116.この旅に理由はあるか
「食事は、一階奥フロアに一般の方にも開放されている食堂がございます。また、街中にも美味しいお店がございますから、玄関で案内させていただきますわ」
皆様、好みというものがございますので、と僧侶さんは穏やかに笑ってくれた。うむ、旅行の楽しみの一つは各地の飯である。
ということは、食べたいものを示せばそれのうまい店を教えてくれるってことか。観光案内所も兼ねてるのかな、教会って。
「また、地下フロアに大風呂がございます。男女別で、こちらも一般の方のご利用を受け入れております」
風呂はそりゃあるよなあ、マール教のこと考えるとさ。とはいえ、もと日本人としてはゆっくり入れる風呂があるのはありがたい。
「では、どうぞごゆっくり」
「ありがとうございます」
ファルンの礼に見送られて、僧侶さんは出ていった。
あ、ここは案内されたその五の部屋、つまり女部屋である。二段ベッドが右側に二つ、左側に一つある、ほどほどに広めの部屋。多分もとの塔が古いやつなんで、部屋もそうそう広げたりはできないようだ。
「コータちゃま、どのベッドにします?」
「どれでもいいや。上段はめんどくさいから、下で」
「四人ですから、適当で構いませんわね」
「上段は狭いから、自分も下段にしたい」
二段ベッドだと、上に寝るか下に寝るかで場所決めするのが地味に楽しいな。
結局俺は窓に一番近い右側奥の下段にした。右手前の下段にシーラ、左側の上にミンミカ、下にファルンの配置。ミンミカはシーラとは逆で、狭いほうが良いらしい。なるほど。

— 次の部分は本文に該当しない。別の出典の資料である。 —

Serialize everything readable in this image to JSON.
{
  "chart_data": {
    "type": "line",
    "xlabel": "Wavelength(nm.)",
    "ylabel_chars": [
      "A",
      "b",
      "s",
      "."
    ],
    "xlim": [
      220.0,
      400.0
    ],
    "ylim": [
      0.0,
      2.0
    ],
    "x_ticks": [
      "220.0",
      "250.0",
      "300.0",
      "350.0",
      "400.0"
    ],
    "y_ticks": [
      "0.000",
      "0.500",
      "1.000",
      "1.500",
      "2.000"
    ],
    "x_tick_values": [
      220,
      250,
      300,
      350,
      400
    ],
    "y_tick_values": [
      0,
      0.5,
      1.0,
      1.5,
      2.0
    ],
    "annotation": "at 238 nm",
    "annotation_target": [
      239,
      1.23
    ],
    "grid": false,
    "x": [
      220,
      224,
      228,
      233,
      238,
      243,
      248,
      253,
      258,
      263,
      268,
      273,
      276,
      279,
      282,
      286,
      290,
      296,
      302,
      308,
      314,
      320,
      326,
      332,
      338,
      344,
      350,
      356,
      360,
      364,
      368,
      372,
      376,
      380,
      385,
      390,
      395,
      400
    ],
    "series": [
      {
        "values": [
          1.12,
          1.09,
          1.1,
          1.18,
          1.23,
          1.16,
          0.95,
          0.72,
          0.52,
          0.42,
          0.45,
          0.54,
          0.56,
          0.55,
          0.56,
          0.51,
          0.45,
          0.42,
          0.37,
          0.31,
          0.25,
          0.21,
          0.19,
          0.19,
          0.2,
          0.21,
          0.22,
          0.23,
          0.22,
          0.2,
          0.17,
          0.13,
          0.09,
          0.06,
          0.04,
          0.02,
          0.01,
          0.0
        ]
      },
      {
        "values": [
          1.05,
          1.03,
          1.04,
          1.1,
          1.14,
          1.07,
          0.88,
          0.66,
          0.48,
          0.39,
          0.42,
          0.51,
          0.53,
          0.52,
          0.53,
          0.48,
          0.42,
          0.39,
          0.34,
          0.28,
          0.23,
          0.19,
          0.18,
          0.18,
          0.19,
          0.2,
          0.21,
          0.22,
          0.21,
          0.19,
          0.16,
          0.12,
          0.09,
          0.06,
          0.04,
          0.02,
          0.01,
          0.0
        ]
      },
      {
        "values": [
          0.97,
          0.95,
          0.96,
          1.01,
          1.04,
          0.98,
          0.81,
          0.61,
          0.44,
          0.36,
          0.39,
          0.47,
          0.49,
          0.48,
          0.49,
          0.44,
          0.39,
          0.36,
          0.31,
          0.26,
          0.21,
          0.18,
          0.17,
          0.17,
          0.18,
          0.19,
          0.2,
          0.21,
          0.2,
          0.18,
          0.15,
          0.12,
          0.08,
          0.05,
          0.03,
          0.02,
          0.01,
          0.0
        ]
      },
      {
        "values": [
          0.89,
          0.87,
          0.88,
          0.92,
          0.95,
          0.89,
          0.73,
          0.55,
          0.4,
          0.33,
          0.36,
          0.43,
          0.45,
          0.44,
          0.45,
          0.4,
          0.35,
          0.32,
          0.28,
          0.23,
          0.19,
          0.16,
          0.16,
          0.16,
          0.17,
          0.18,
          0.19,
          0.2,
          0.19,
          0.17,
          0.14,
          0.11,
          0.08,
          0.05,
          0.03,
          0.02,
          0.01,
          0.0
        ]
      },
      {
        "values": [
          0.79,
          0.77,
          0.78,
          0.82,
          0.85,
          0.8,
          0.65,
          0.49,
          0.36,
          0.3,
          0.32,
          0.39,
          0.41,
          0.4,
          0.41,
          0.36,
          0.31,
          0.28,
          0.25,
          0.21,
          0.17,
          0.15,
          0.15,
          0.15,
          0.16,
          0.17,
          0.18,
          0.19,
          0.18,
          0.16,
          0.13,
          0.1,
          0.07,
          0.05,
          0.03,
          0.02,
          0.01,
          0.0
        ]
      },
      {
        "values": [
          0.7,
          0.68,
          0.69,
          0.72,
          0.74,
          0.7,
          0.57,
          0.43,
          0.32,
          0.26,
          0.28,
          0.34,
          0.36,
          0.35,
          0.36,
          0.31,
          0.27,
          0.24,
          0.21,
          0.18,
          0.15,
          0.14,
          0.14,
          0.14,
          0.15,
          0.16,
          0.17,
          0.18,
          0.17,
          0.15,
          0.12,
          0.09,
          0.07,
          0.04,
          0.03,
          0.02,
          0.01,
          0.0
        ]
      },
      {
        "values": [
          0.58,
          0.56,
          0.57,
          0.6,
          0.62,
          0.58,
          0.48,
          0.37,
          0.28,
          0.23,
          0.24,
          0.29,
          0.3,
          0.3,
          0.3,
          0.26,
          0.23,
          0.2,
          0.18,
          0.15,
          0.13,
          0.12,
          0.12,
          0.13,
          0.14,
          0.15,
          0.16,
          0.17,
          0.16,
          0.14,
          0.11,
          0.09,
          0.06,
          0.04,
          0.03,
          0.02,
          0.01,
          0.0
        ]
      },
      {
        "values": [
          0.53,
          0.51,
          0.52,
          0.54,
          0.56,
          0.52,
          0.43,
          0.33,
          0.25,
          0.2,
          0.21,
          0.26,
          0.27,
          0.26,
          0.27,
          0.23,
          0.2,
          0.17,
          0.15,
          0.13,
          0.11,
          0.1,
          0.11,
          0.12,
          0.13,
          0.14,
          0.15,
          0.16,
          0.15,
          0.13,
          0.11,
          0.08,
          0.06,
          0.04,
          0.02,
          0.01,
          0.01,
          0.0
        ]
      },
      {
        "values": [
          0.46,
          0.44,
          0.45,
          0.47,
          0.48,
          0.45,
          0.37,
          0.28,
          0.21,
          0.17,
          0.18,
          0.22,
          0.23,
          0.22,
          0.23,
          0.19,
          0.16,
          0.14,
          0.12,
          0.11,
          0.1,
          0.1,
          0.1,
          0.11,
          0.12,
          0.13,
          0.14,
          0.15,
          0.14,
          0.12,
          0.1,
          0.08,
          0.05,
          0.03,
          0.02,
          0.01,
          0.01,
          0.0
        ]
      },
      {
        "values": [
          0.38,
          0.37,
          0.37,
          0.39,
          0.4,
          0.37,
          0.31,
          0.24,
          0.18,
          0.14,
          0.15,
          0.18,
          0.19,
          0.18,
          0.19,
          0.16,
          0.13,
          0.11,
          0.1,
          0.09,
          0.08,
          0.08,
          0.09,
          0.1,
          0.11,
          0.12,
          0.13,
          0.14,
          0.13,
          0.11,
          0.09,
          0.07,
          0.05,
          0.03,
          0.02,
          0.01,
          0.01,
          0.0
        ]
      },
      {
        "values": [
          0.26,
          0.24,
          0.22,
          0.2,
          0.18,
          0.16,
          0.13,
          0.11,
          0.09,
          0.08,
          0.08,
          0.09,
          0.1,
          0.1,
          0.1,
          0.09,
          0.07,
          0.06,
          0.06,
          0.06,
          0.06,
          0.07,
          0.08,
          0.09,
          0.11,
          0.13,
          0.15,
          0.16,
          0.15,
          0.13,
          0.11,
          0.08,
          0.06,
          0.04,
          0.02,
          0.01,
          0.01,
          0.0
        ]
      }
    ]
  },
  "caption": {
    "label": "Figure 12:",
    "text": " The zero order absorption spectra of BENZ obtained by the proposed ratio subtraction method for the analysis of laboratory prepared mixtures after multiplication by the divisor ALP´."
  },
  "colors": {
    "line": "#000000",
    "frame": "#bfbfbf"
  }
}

まるで小学校時代の修学旅行とか、そんな感じじゃないか。どこが修行の旅だよ。
「今更だけどさあ」
ほんと、どこがだよ。
「これ、修行になってるのか? 修行にかこつけた、ただの観光旅行じゃね?」
「確かに、そのような方も増えているという噂は聞きますわね」
思わず口に出した愚痴というか疑問というか、にファルンが頷いてくれた。あ、やっぱりそうなんだ。
資金はそれなりに掛かるけど、どうやらマール教教会がいろいろバックアップしてくれてるみたいだからな。何で、今のところ金に困ってるわけではないし。
「もっとも、こうでもなければ旅に出る人も増えませんし」
「観光地も儲からない、か」
「せいかつにおかねはひつようですー」
ファルン、シーラ、ミンミカ、全力でぶっちゃけるなよなあ。結局、そういうことになるのかね。
確かに、必要もなく旅に出る人間てあまりいない。というか、観光旅行だってもの見たりするために行くわけだし。
その理由付けをして経済を回すために、現在の修行の旅ってのは存在してるのか? 良いのかそれ。
「各地の教会も、観光客から収益を上げているとか聞く」
「ここも、食堂と風呂を一般に開放しているのはそういうことですわね」
そりゃ、シーラの言う通り教会もいろんなもの売ってるしな。お守りとか記念品とか、勇者絡みのところだとタペストリーとか。
結局のところ、マール教が修行の旅を推奨してることについては俺は否定しない。邪神のくせにちゃっかり利用させてもらってるしな。
「しゅぎょうりょこう、というりゆうであちこちあそびにいけるの、ミンミカはたのしいです」
実は俺の信者であるミンミカの、このセリフが答えなんだろう。
つか、俺の正体がバレるまでお世話になりまーす。